When I was a kid I was a slob. Ask my parents, they will tell you. I had a messy room and it didn’t bother me. This little factoid did not change until I started having my own kids. I wouldn’t say that it happened all at once, it was a slow progression, but by the time I had two little ones under the age of 3, I was definitely stressing out about the “cleanliness” of my house. I was frantically cleaning with a newborn in my arms 5 minutes before family was arriving to drop off dinner. As if they would be the least bit critical of my situation. I was picking up before play dates that would inevitably wreck my house once again. I was lying awake at night (when I should have been sleeping!) thinking about the dishes/laundry/toilet cleaning/dusting/vacuuming that hadn’t gotten done that day. I was being a new mom.

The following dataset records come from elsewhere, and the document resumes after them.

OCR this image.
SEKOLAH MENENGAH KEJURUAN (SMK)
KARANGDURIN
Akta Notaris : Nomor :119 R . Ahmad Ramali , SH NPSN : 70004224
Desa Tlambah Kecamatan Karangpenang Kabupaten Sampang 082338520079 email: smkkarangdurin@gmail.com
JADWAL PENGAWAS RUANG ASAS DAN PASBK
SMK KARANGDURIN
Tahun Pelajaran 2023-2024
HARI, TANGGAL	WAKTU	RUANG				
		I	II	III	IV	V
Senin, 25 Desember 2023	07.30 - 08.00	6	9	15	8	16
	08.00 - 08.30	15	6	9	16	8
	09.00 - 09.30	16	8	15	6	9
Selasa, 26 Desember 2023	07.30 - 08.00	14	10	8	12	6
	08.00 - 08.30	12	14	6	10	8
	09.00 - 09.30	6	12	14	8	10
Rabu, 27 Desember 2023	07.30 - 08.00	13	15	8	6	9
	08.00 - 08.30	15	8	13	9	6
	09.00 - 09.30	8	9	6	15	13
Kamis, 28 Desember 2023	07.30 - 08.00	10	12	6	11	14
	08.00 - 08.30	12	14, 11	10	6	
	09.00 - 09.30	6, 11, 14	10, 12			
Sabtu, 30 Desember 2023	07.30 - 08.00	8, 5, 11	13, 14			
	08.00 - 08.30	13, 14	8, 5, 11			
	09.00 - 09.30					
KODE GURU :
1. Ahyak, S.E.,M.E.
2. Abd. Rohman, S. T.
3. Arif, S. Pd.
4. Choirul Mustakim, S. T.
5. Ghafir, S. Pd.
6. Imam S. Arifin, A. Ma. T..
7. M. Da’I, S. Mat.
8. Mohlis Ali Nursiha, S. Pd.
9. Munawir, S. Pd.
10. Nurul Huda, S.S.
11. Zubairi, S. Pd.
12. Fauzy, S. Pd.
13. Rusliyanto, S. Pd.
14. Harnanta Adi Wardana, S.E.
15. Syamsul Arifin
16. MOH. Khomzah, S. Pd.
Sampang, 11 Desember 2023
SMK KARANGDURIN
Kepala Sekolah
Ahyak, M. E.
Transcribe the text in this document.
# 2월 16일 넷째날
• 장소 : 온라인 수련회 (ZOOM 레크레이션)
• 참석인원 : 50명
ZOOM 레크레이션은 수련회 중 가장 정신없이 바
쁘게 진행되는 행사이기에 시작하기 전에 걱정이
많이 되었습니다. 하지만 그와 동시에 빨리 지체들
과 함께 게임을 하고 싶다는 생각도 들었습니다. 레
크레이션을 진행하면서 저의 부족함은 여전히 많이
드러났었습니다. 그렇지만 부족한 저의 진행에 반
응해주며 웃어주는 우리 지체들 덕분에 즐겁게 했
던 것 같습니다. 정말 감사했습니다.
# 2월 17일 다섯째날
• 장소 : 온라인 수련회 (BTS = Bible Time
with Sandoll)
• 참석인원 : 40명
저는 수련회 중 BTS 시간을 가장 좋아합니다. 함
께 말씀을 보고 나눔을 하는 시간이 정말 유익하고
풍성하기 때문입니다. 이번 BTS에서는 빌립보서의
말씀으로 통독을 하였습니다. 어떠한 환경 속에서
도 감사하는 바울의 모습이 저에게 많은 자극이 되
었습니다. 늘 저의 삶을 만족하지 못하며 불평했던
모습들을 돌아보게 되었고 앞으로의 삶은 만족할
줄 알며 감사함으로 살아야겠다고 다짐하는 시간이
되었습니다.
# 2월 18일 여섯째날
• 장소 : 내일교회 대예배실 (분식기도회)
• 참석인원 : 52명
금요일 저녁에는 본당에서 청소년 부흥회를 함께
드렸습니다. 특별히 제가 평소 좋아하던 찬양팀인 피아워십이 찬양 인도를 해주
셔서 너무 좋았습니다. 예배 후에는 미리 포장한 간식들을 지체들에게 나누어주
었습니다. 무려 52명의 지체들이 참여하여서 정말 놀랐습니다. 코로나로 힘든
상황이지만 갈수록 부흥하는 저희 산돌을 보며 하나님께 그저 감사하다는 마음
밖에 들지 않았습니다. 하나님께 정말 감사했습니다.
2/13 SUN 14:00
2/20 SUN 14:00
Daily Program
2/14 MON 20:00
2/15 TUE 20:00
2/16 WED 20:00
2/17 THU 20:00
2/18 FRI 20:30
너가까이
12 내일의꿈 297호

Now, 9 years later, I am learning to embrace the messiness. I am learning that sometimes an over-flowing laundry basket means that I spent an extra hour playing Candy Land with my kids, or watching one uninterrupted (yeah right) episode of The Parenthood during nap time. It doesn’t mean that I don’t care about my family, or that I can’t see that there are things that need to be done. What it means is that I am starting to see what really matters.
Our messiness is changing. Where there used to be baby toys and piles of dirty onesies there is now a Matchbox car rally and a Polly Pocket gathering. I used to clean up fabric blocks and baby rattles to the sweet silence of sleeping babes; I now deconstruct Lego towers and pick Rainbow Loom bands out of the floor during “quiet time”. These kids are growing up, and it is happening FAST.
Before long I will be a driving instructor and an algebra tutor. Our messes will change significantly over the next decade. I won’t be picking up toys off the floor, but rather helping to mend broken friendships and teach my children about purity, honor and loyalty. I will no longer be responsible for washing and brushing hair, band-aid patrol and snack time. I will learn the fine art of letting my children learn the hard way and intervening before they make a painful mistake. My role as mommy is surely changing. Each year that they grow I both accept and let go of different responsibilities. So I have decided to love this mess right now. As I type this there are tiny pieces of pink and blue laundry scattered on the floor, a Tonka truck parked in the center of the family room, and a mountain of dishes in the sink. But I am OK with that. Because someday when I am old and gray and sitting in the rocking chair with my husband, I will wish for just one second that I could have this days mess back again.